The border fence was originally built in the 1980s. While sections have been upgraded several times with engineered barriers – including reinforced concrete panels several meters high and concrete walls and fortified watchtowers – it is considered by some to be in poor condition.
This has led Israel to invest significant amounts of money and effort into strengthening defenses along the border over the past several years, creating obstacles such as artificial cliffs and building high concrete barriers to help prevent ground attacks by Hezbollah.
A six-meter tall steel and barbed wire “smart fence” stretching several kilometers with information collection centers and warning systems is to be built along two stretches of the Lebanese border. According to Zehavi, one can already see the fence being built between Rosh Hanikra and Kibbutz Hanita, northeast of Nahariya.

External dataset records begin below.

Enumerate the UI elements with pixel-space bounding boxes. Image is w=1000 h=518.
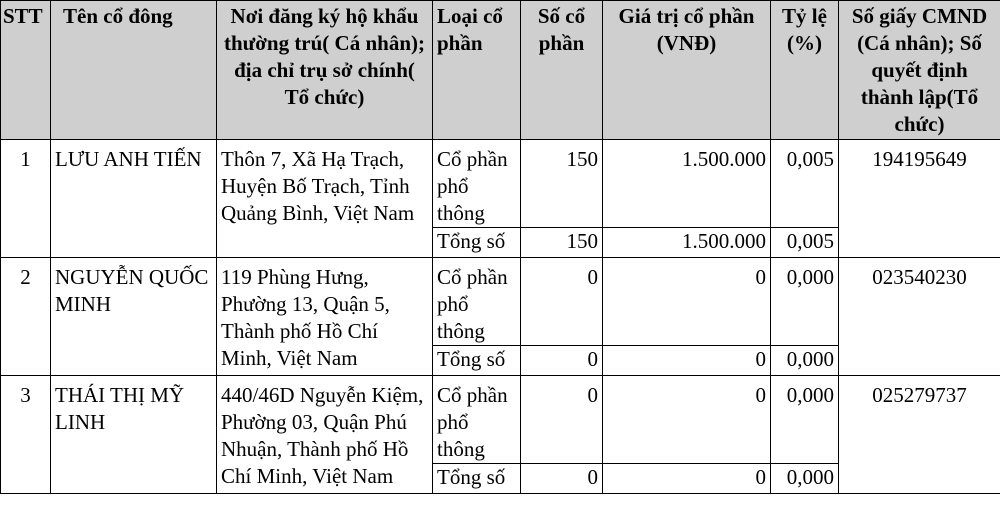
total-share-value: 0 (603, 464, 771, 494)
shareholder-name: THÁI THỊ MỸ LINH (51, 376, 217, 494)
share-count: 0 (521, 258, 603, 346)
header-name: Tên cổ đông (51, 1, 217, 140)
header-stt: STT (1, 1, 51, 140)
total-label: Tổng số (433, 346, 521, 376)
share-ratio: 0,000 (771, 258, 839, 346)
share-ratio: 0,005 (771, 140, 839, 228)
total-ratio: 0,005 (771, 228, 839, 258)
header-row (1, 1, 1000, 140)
header-id-number: Số giấy CMND (Cá nhân); Số quyết định thành lập(Tổ chức) (839, 1, 1000, 140)
shareholder-address: 119 Phùng Hưng, Phường 13, Quận 5, Thành phố Hồ Chí Minh, Việt Nam (217, 258, 433, 376)
total-share-value: 1.500.000 (603, 228, 771, 258)
total-share-value: 0 (603, 346, 771, 376)
header-share-count: Số cổ phần (521, 1, 603, 140)
header-address: Nơi đăng ký hộ khẩu thường trú( Cá nhân); địa chỉ trụ sở chính( Tổ chức) (217, 1, 433, 140)
share-count: 0 (521, 376, 603, 464)
total-share-count: 150 (521, 228, 603, 258)
share-type: Cổ phần phổ thông (433, 376, 521, 464)
share-value: 0 (603, 376, 771, 464)
shareholder-name: LƯU ANH TIẾN (51, 140, 217, 258)
shareholder-address: Thôn 7, Xã Hạ Trạch, Huyện Bố Trạch, Tỉnh Quảng Bình, Việt Nam (217, 140, 433, 258)
share-type: Cổ phần phổ thông (433, 258, 521, 346)
share-type: Cổ phần phổ thông (433, 140, 521, 228)
header-share-value: Giá trị cổ phần (VNĐ) (603, 1, 771, 140)
header-ratio: Tỷ lệ (%) (771, 1, 839, 140)
total-label: Tổng số (433, 228, 521, 258)
row-stt: 2 (1, 258, 51, 376)
share-value: 1.500.000 (603, 140, 771, 228)
total-ratio: 0,000 (771, 346, 839, 376)
header-share-type: Loại cổ phần (433, 1, 521, 140)
table-row (1, 376, 1000, 464)
table-row (1, 140, 1000, 228)
share-value: 0 (603, 258, 771, 346)
id-number: 023540230 (839, 258, 1000, 376)
total-label: Tổng số (433, 464, 521, 494)
total-share-count: 0 (521, 346, 603, 376)
shareholder-name: NGUYỄN QUỐC MINH (51, 258, 217, 376)
shareholder-address: 440/46D Nguyễn Kiệm, Phường 03, Quận Phú Nhuận, Thành phố Hồ Chí Minh, Việt Nam (217, 376, 433, 494)
total-share-count: 0 (521, 464, 603, 494)
total-ratio: 0,000 (771, 464, 839, 494)
share-ratio: 0,000 (771, 376, 839, 464)
row-stt: 3 (1, 376, 51, 494)
share-count: 150 (521, 140, 603, 228)
table-row (1, 258, 1000, 346)
row-stt: 1 (1, 140, 51, 258)
id-number: 025279737 (839, 376, 1000, 494)
id-number: 194195649 (839, 140, 1000, 258)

But it is not only along those stretches that one can find construction aimed at protecting civilians. Fortified shelters that include bus stops have recently been constructed. Additional recently built barriers can be seen when driving toward the Syrian border on a short detour toward the town of Ghajar, which straddles the Israel-Lebanon border. These barriers are intended to shield civilians from the kind of fighting that broke out on June 25, when five rebel groups attacked Syrian regime positions near Quneitra within view of the Golan Heights. After two days of fighting, in which numerous projectiles hit on Israel’s side of the border and Israel responded by targeting Syrian regime military positions, the rebel attack was beaten back and quiet returned to the border area.

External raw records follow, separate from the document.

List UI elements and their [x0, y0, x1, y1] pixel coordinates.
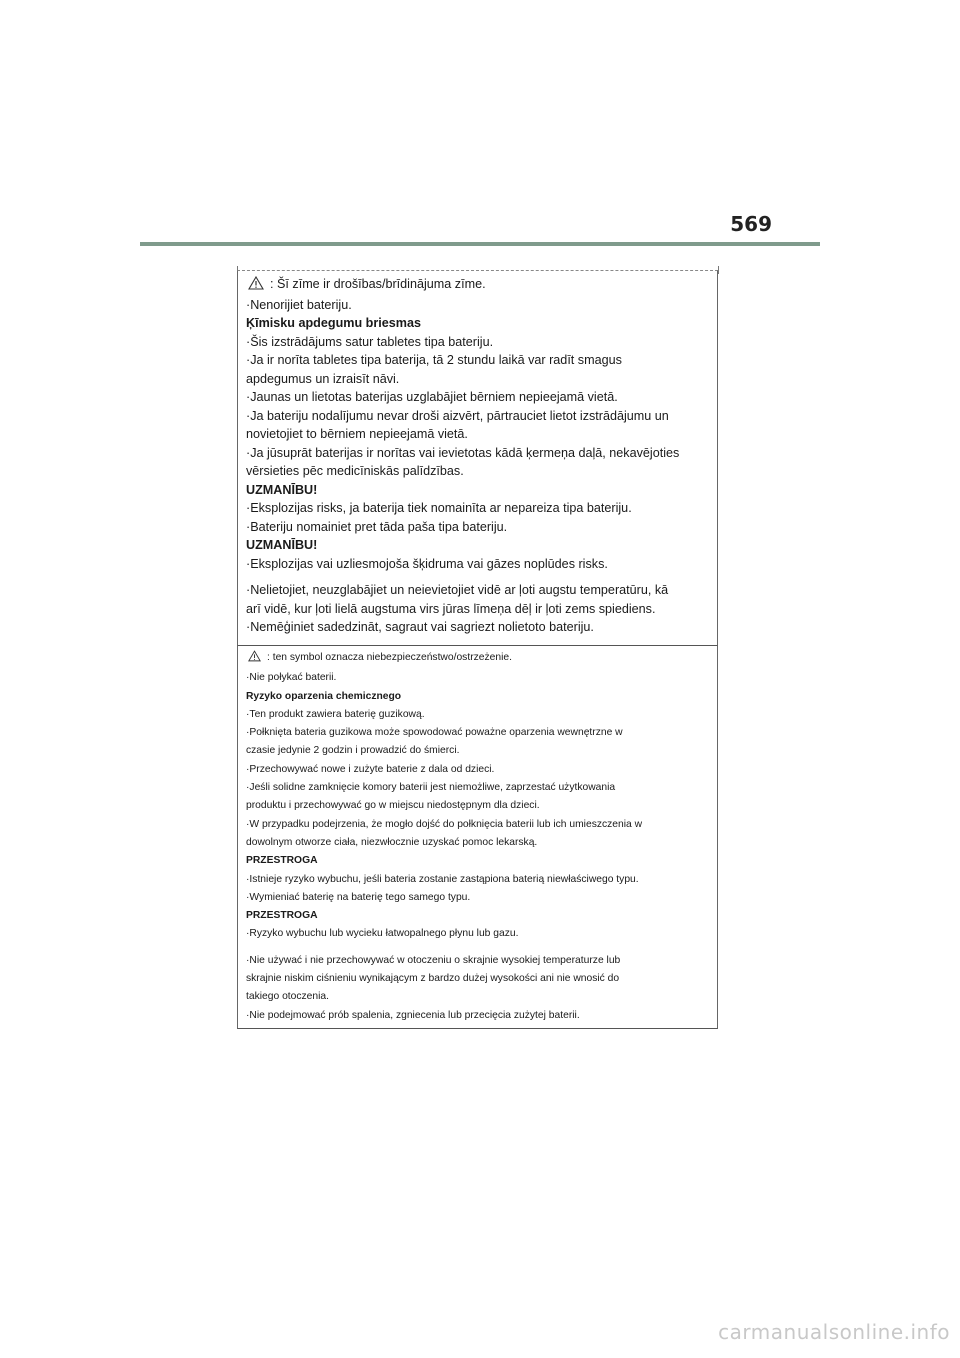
- text-line: ·Ja bateriju nodalījumu nevar droši aizvērt, pārtrauciet lietot izstrādājumu un: [246, 408, 669, 423]
- text-line: ·Wymieniać baterię na baterię tego samego typu.: [246, 891, 471, 903]
- text-line: ·Nie połykać baterii.: [246, 672, 337, 684]
- latvian-warning-content: [246, 275, 707, 637]
- text-line: ·Ryzyko wybuchu lub wycieku łatwopalnego płynu lub gazu.: [246, 928, 519, 940]
- watermark: carmanualsonline.info: [718, 1320, 950, 1344]
- text-line: ·Jeśli solidne zamknięcie komory baterii jest niemożliwe, zaprzestać użytkowania: [246, 782, 616, 794]
- text-line: ·Nenorijiet bateriju.: [246, 297, 352, 312]
- warning-triangle-icon: [248, 276, 264, 296]
- text-line: ·Nie używać i nie przechowywać w otoczeniu o skrajnie wysokiej temperaturze lub: [246, 954, 621, 966]
- text-line: produktu i przechowywać go w miejscu niedostępnym dla dzieci.: [246, 800, 540, 812]
- symbol-note-text: : ten symbol oznacza niebezpieczeństwo/ostrzeżenie.: [267, 652, 512, 663]
- latvian-warning-box: [237, 270, 718, 646]
- text-line: arī vidē, kur ļoti lielā augstuma virs jūras līmeņa dēļ ir ļoti zems spiediens.: [246, 601, 656, 616]
- page-number: 569: [730, 212, 772, 236]
- section-heading: Ryzyko oparzenia chemicznego: [246, 690, 402, 702]
- text-line: ·Nemēģiniet sadedzināt, sagraut vai sagriezt nolietoto bateriju.: [246, 620, 594, 634]
- spacer: [246, 573, 707, 581]
- polish-warning-box: [237, 646, 718, 1029]
- text-line: ·Jaunas un lietotas baterijas uzglabājiet bērniem nepieejamā vietā.: [246, 390, 618, 404]
- text-line: skrajnie niskim ciśnieniu wynikającym z bardzo dużej wysokości ani nie wnosić do: [246, 973, 620, 985]
- text-line: ·Šis izstrādājums satur tabletes tipa bateriju.: [246, 334, 494, 349]
- latvian-lines: [246, 296, 707, 637]
- spacer: [246, 944, 707, 952]
- text-line: ·Nie podejmować prób spalenia, zgniecenia lub przecięcia zużytej baterii.: [246, 1009, 580, 1021]
- header-rule: [140, 242, 820, 246]
- text-line: vērsieties pēc medicīniskās palīdzības.: [246, 464, 464, 478]
- corner-tick-right: [718, 266, 719, 274]
- text-line: ·Istnieje ryzyko wybuchu, jeśli bateria zostanie zastąpiona baterią niewłaściwego typu.: [246, 873, 639, 885]
- text-line: apdegumus un izraisīt nāvi.: [246, 371, 400, 386]
- text-line: ·Nelietojiet, neuzglabājiet un neievietojiet vidē ar ļoti augstu temperatūru, kā: [246, 583, 669, 597]
- polish-warning-content: [246, 649, 707, 1025]
- text-line: ·Ja ir norīta tabletes tipa baterija, tā 2 stundu laikā var radīt smagus: [246, 353, 622, 367]
- text-line: ·Bateriju nomainiet pret tāda paša tipa bateriju.: [246, 519, 508, 534]
- symbol-note-line: [246, 275, 707, 296]
- text-line: takiego otoczenia.: [246, 991, 330, 1003]
- text-line: ·Przechowywać nowe i zużyte baterie z dala od dzieci.: [246, 763, 495, 775]
- text-line: ·Ja jūsuprāt baterijas ir norītas vai ievietotas kādā ķermeņa daļā, nekavējoties: [246, 445, 680, 460]
- warning-triangle-icon: [248, 650, 261, 669]
- text-line: czasie jedynie 2 godzin i prowadzić do śmierci.: [246, 745, 460, 757]
- section-heading: PRZESTROGA: [246, 910, 318, 922]
- text-line: ·Eksplozijas risks, ja baterija tiek nomainīta ar nepareiza tipa bateriju.: [246, 501, 632, 515]
- polish-lines: [246, 669, 707, 1025]
- section-heading: UZMANĪBU!: [246, 482, 318, 497]
- text-line: novietojiet to bērniem nepieejamā vietā.: [246, 427, 468, 441]
- symbol-note-line: [246, 649, 707, 669]
- text-line: ·Eksplozijas vai uzliesmojoša šķidruma vai gāzes noplūdes risks.: [246, 556, 608, 571]
- text-line: ·Połknięta bateria guzikowa może spowodować poważne oparzenia wewnętrzne w: [246, 727, 623, 739]
- section-heading: Ķīmisku apdegumu briesmas: [246, 316, 421, 330]
- text-line: dowolnym otworze ciała, niezwłocznie uzyskać pomoc lekarską.: [246, 836, 538, 848]
- section-heading: PRZESTROGA: [246, 855, 318, 867]
- section-heading: UZMANĪBU!: [246, 538, 318, 552]
- text-line: ·Ten produkt zawiera baterię guzikową.: [246, 708, 425, 720]
- text-line: ·W przypadku podejrzenia, że mogło dojść do połknięcia baterii lub ich umieszczenia w: [246, 818, 643, 830]
- symbol-note-text: : Šī zīme ir drošības/brīdinājuma zīme.: [270, 277, 486, 291]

Thierry Laskart, a resident and tour guide who has lived in the Golan kibbutz of El Rom for seven years, said the intermittent fighting is normal in the area for the last few years.
He recalled after the Syrian rebellion broke out in 2011 that rebels began to use the demilitarized zone along the border to move between Sunni Arab villages that formed the heart of the rebellion.
Regime forces used their artillery to strike at the rebels.
“I’m more concerned by Hezbollah and the Syrian regime.
Not as afraid of the rebels,” he said.
According to foreign reports, Israel has formed a working relationship over the years with the Syrian rebel groups across the border. This keeps Hezbollah and Iran away from the border for now, but local residents and farmers wonder when the rebels will be defeated and new flags will greet them in the morning, like the Hezbollah ones that fly in Lebanon opposite Metulla.
Effie Eitam, a former Knesset member and retired brigadier- general who lives on the Golan, said the goal must be to make our enemies understand that “Israel will not tolerate any attacks and has made it clear that it doesn’t matter if it is deliberate or as spillover from the Syrian war.”
Eitam said that means: maintaining clear redlines: no Iranian presence; freedom for the Israel Air Force to operate; not letting anti-aircraft systems near the border; and ensuring that any final resolution of the conflict in Syria leads to stability on the border.